Sometimes I was approached by people who said (or showed that) they were not convinced by the efficacy of chi-kung or meditation; and asked (or challenged) me to find a way to teach (or change) them. Sort of "Try it on me!" attitude. I would kindly excuse myself from this impossible task. Instead I advised them to do some readings first and see or judge by themselves whether these practices will be good or suitable for them. Without proper initial motivation (or a good reason to proceed), one is simply wasting one's time.

Since chi-kung and meditation are "internal" disciplines which means everything happens inside one's body, a teacher can't really demonstrate his art "externally", like breaking a piece of wood in karate. Modern man is skeptical and rightly so, because he has experienced of, or has read stories about, being cheated by people claimed to be, or actually are, professionals (like the defunct investment banker Lehman Brothers, and most people can probably sympathize with current demonstrators outside New York's banking district).

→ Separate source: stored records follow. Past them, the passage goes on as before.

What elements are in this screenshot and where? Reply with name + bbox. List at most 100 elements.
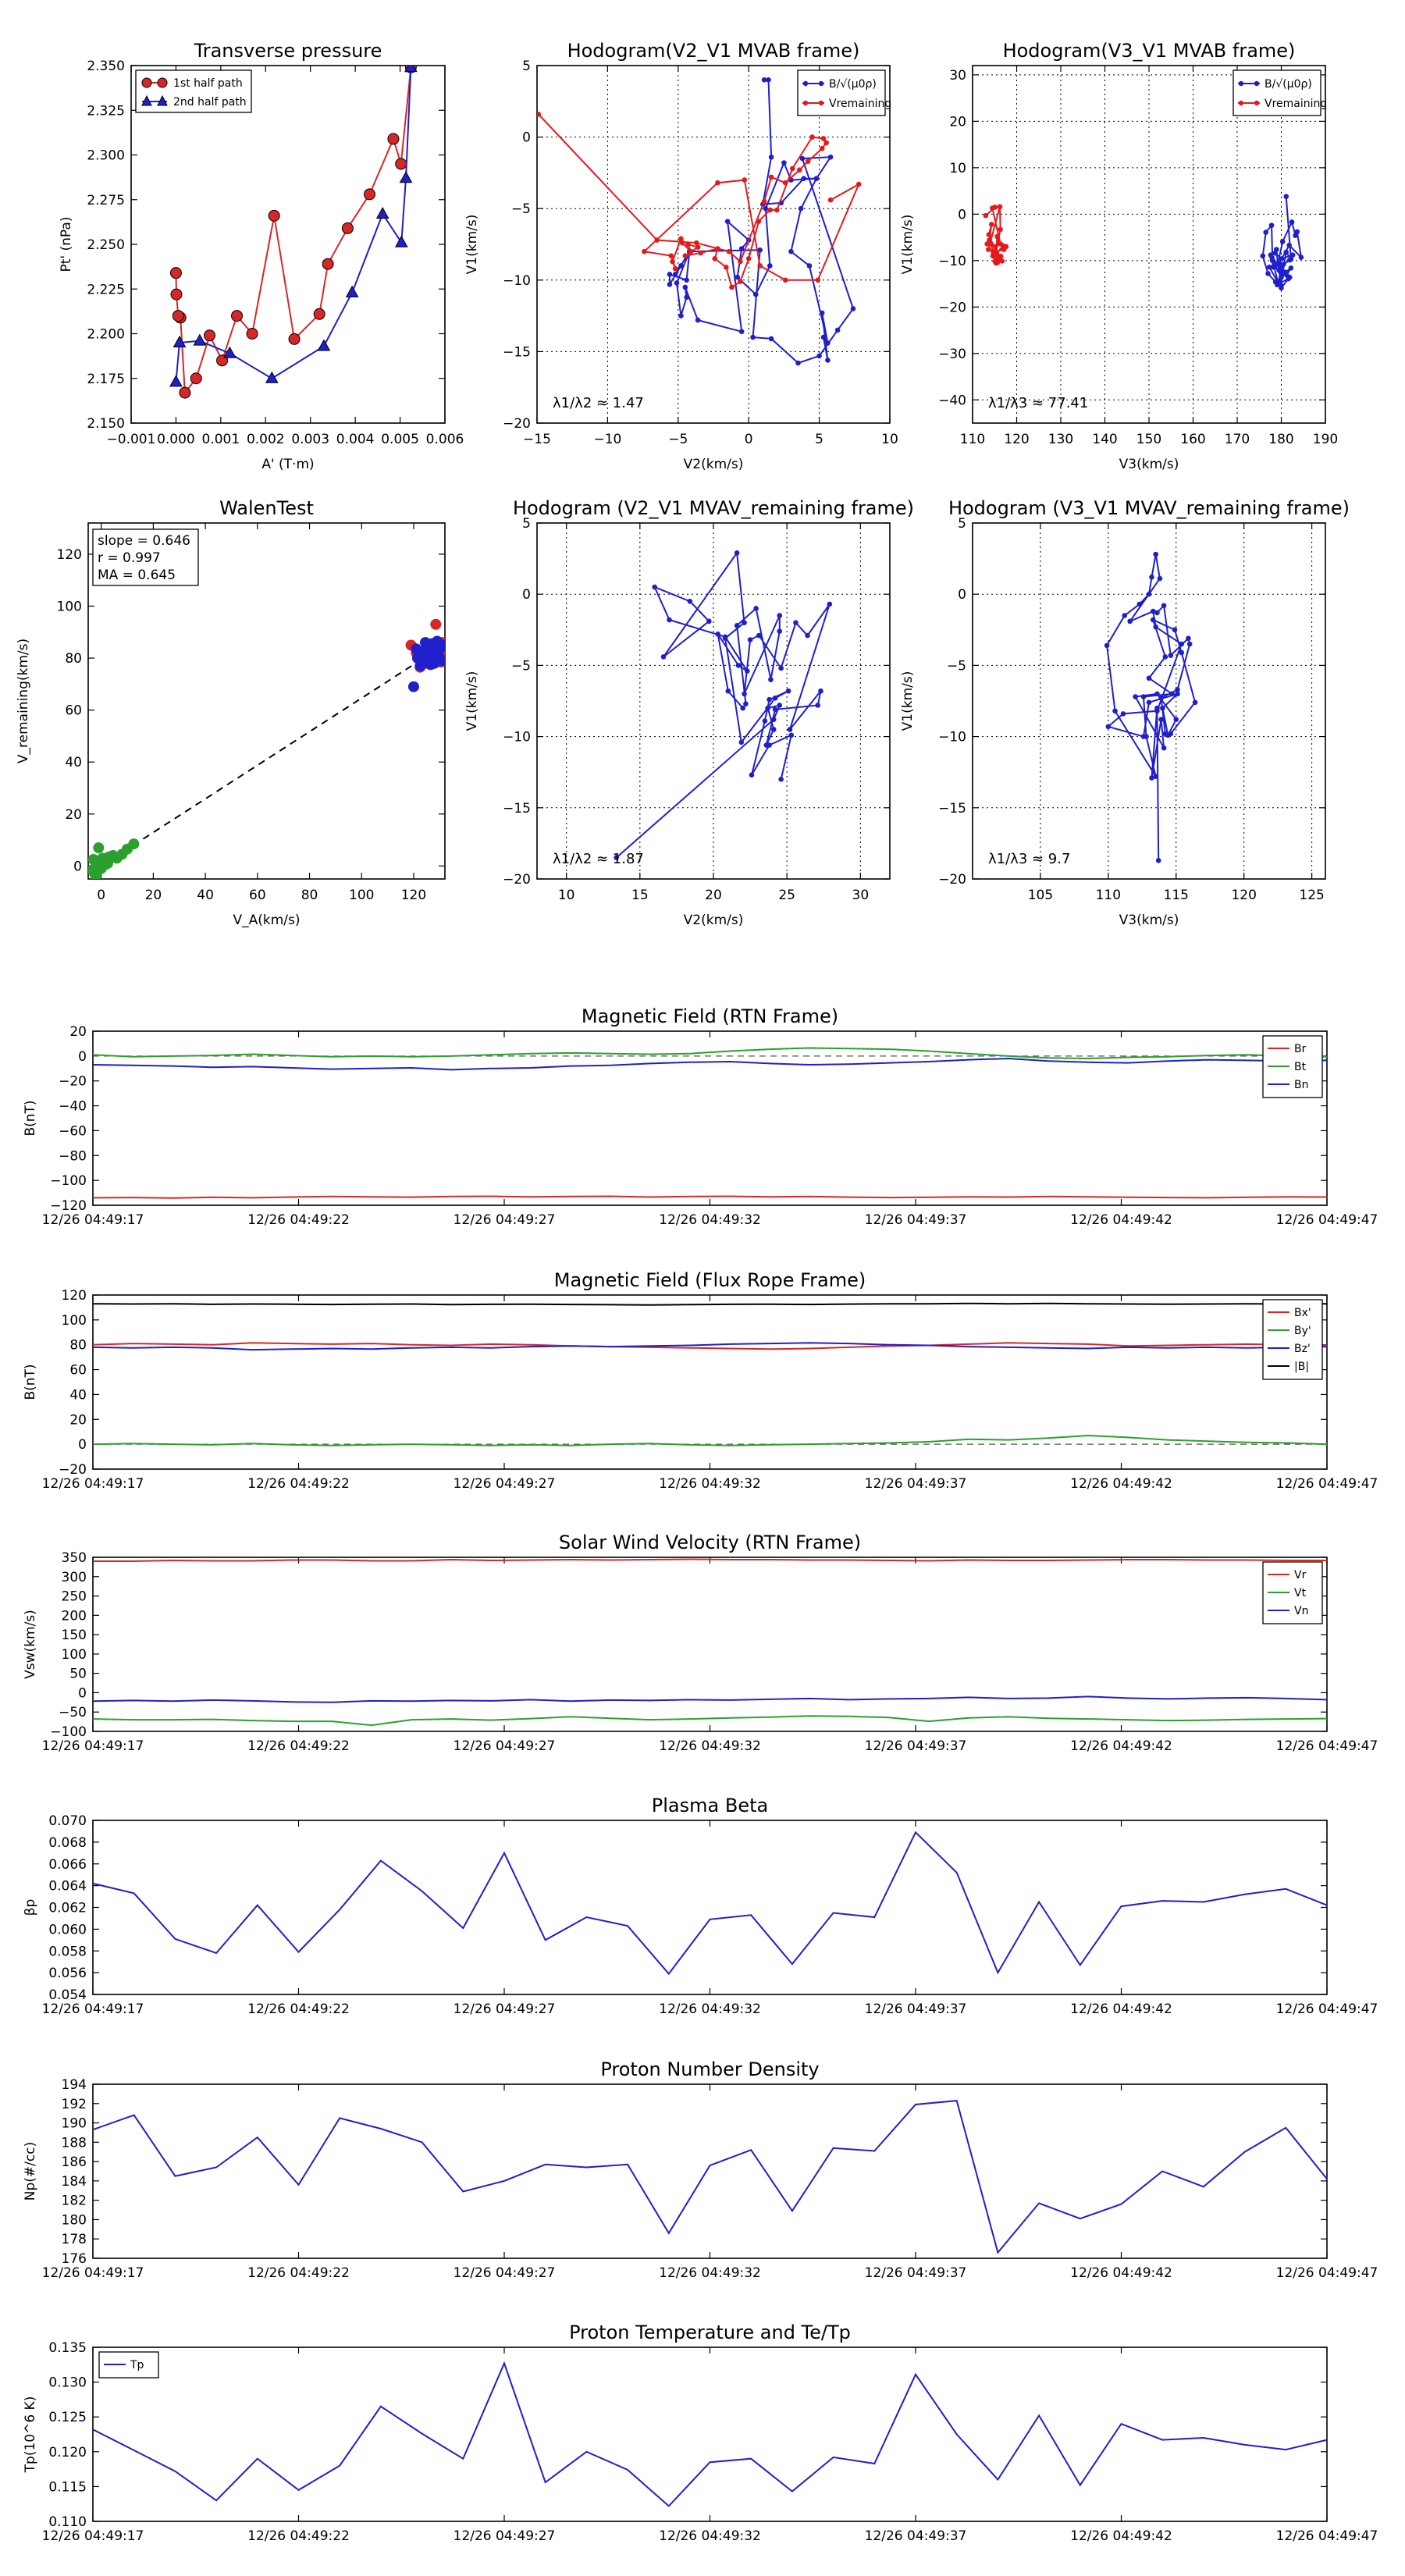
fit-info-line: slope = 0.646 bbox=[98, 533, 190, 549]
series-1 bbox=[407, 635, 445, 692]
x-tick-label: 12/26 04:49:42 bbox=[1070, 1212, 1172, 1228]
y-tick-label: 0.120 bbox=[48, 2445, 87, 2460]
data-point bbox=[827, 154, 834, 160]
x-tick-label: 12/26 04:49:32 bbox=[659, 1738, 761, 1754]
data-point bbox=[668, 253, 674, 258]
data-point bbox=[796, 167, 802, 173]
series-line-2 bbox=[92, 1695, 1328, 1703]
x-tick-label: 12/26 04:49:37 bbox=[865, 2528, 967, 2544]
x-tick-label: 5 bbox=[815, 432, 823, 447]
data-point bbox=[1158, 696, 1164, 701]
legend-marker bbox=[1238, 100, 1244, 106]
series-0 bbox=[667, 77, 856, 366]
data-point bbox=[983, 212, 989, 219]
legend-label: 1st half path bbox=[173, 77, 243, 90]
data-point bbox=[102, 858, 114, 870]
y-tick-label: 2.225 bbox=[87, 282, 125, 297]
chart-title: Proton Number Density bbox=[600, 2058, 819, 2080]
x-tick-label: 12/26 04:49:47 bbox=[1276, 1212, 1378, 1228]
data-point bbox=[674, 280, 680, 286]
x-tick-label: 0.004 bbox=[336, 432, 375, 447]
data-point bbox=[815, 703, 821, 708]
data-point bbox=[990, 253, 996, 259]
legend-label: Vremaining bbox=[829, 98, 891, 110]
data-point bbox=[1000, 243, 1006, 249]
data-point bbox=[806, 263, 813, 269]
y-tick-label: −20 bbox=[59, 1074, 87, 1090]
data-point bbox=[761, 77, 767, 83]
data-point bbox=[1153, 624, 1158, 630]
data-point bbox=[222, 346, 237, 358]
data-point bbox=[678, 263, 684, 269]
data-point bbox=[268, 209, 280, 222]
data-point bbox=[768, 677, 774, 682]
data-point bbox=[785, 688, 791, 694]
series-line-0 bbox=[92, 2100, 1328, 2254]
y-tick-label: 250 bbox=[62, 1589, 87, 1605]
x-tick-label: 190 bbox=[1313, 432, 1338, 447]
data-point bbox=[1150, 617, 1156, 623]
y-tick-label: 180 bbox=[62, 2212, 87, 2228]
y-axis-label: B(nT) bbox=[23, 1100, 38, 1136]
y-tick-label: 5 bbox=[522, 59, 531, 74]
data-point bbox=[1283, 249, 1289, 255]
data-point bbox=[685, 241, 691, 247]
data-point bbox=[1260, 253, 1266, 259]
x-tick-label: 12/26 04:49:32 bbox=[659, 1212, 761, 1228]
y-tick-label: −40 bbox=[59, 1099, 87, 1115]
plot-area bbox=[88, 618, 445, 879]
plot-frame bbox=[92, 1030, 1328, 1206]
x-tick-label: 12/26 04:49:47 bbox=[1276, 2001, 1378, 2017]
data-point bbox=[169, 375, 183, 387]
y-tick-label: 184 bbox=[62, 2174, 87, 2190]
chart-title: Hodogram(V2_V1 MVAB frame) bbox=[567, 40, 860, 62]
y-tick-label: 100 bbox=[62, 1313, 87, 1329]
x-tick-label: 10 bbox=[558, 888, 575, 903]
data-point bbox=[757, 247, 763, 253]
data-point bbox=[345, 285, 359, 297]
y-tick-label: 80 bbox=[65, 651, 82, 667]
y-tick-label: 0.054 bbox=[48, 1987, 87, 2003]
series-line-1 bbox=[92, 1434, 1328, 1446]
data-point bbox=[1173, 717, 1179, 723]
y-tick-label: 2.250 bbox=[87, 237, 125, 253]
legend-label: 2nd half path bbox=[173, 96, 247, 109]
data-point bbox=[394, 235, 408, 247]
data-point bbox=[1279, 239, 1286, 244]
y-tick-label: 150 bbox=[62, 1628, 87, 1643]
data-point bbox=[1273, 247, 1279, 252]
y-axis-label: βp bbox=[23, 1899, 38, 1916]
y-tick-label: 0 bbox=[522, 130, 531, 146]
data-point bbox=[404, 66, 418, 73]
legend-label: Vt bbox=[1294, 1587, 1307, 1599]
y-tick-label: 30 bbox=[949, 68, 966, 84]
chart-title: WalenTest bbox=[219, 497, 314, 519]
data-point bbox=[1154, 708, 1160, 714]
data-point bbox=[436, 655, 445, 667]
chart-hodo2: Hodogram(V3_V1 MVAB frame) 110 120 130 140 15… bbox=[900, 40, 1338, 472]
data-point bbox=[1149, 775, 1154, 781]
plot-frame bbox=[536, 65, 891, 424]
x-tick-label: 110 bbox=[960, 432, 985, 447]
legend-label: Bt bbox=[1294, 1061, 1307, 1073]
x-tick-label: 100 bbox=[349, 888, 374, 903]
chart-hodo3: Hodogram (V2_V1 MVAV_remaining frame) 10 1… bbox=[464, 497, 914, 928]
data-point bbox=[1112, 708, 1118, 714]
x-tick-label: 0.002 bbox=[247, 432, 285, 447]
data-point bbox=[818, 688, 823, 694]
x-tick-label: 120 bbox=[1231, 888, 1256, 903]
data-point bbox=[787, 727, 793, 732]
y-tick-label: 0 bbox=[958, 207, 966, 222]
data-point bbox=[1289, 252, 1296, 258]
data-point bbox=[1283, 194, 1289, 200]
y-tick-label: 0.064 bbox=[48, 1879, 87, 1895]
data-point bbox=[777, 703, 783, 708]
data-point bbox=[1168, 653, 1174, 658]
y-tick-label: 300 bbox=[62, 1570, 87, 1585]
x-tick-label: 12/26 04:49:42 bbox=[1070, 1738, 1172, 1754]
data-point bbox=[1140, 694, 1147, 699]
legend-box bbox=[797, 69, 886, 116]
data-point bbox=[313, 308, 325, 320]
y-axis-label: B(nT) bbox=[23, 1364, 38, 1400]
data-point bbox=[778, 777, 784, 782]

In short, the responsibility of motivation falls on the practitioners instead of the teachers! But it still begs the question: How can (if at all they can) results from behavioral research like BF Skinner's Operand Conditioning be relevant to the issue of learning? [The gist of Operand Conditioning is that when a "subject" randomly moves towards the direction the "experimenter" wants, the latter gives the former some goodies (sugar for mice as per Skinner's original experiment) as positive reinforcement.]

In my opinion, behavioral change should also be the responsibility of the practitioners, for chi-kung and meditation (assuming he or she is an adult with an average rational mind). For one thing, it is easier to suspend one's disbelief and imagine oneself (as in a game) of being a little mouse pushing buttons for a piece of sugar, then to imagine oneself being fed or motivated by pieces of little sugar like a little mouse!

The final issue of how to design one motivational program for oneself is beyond the scope of this post.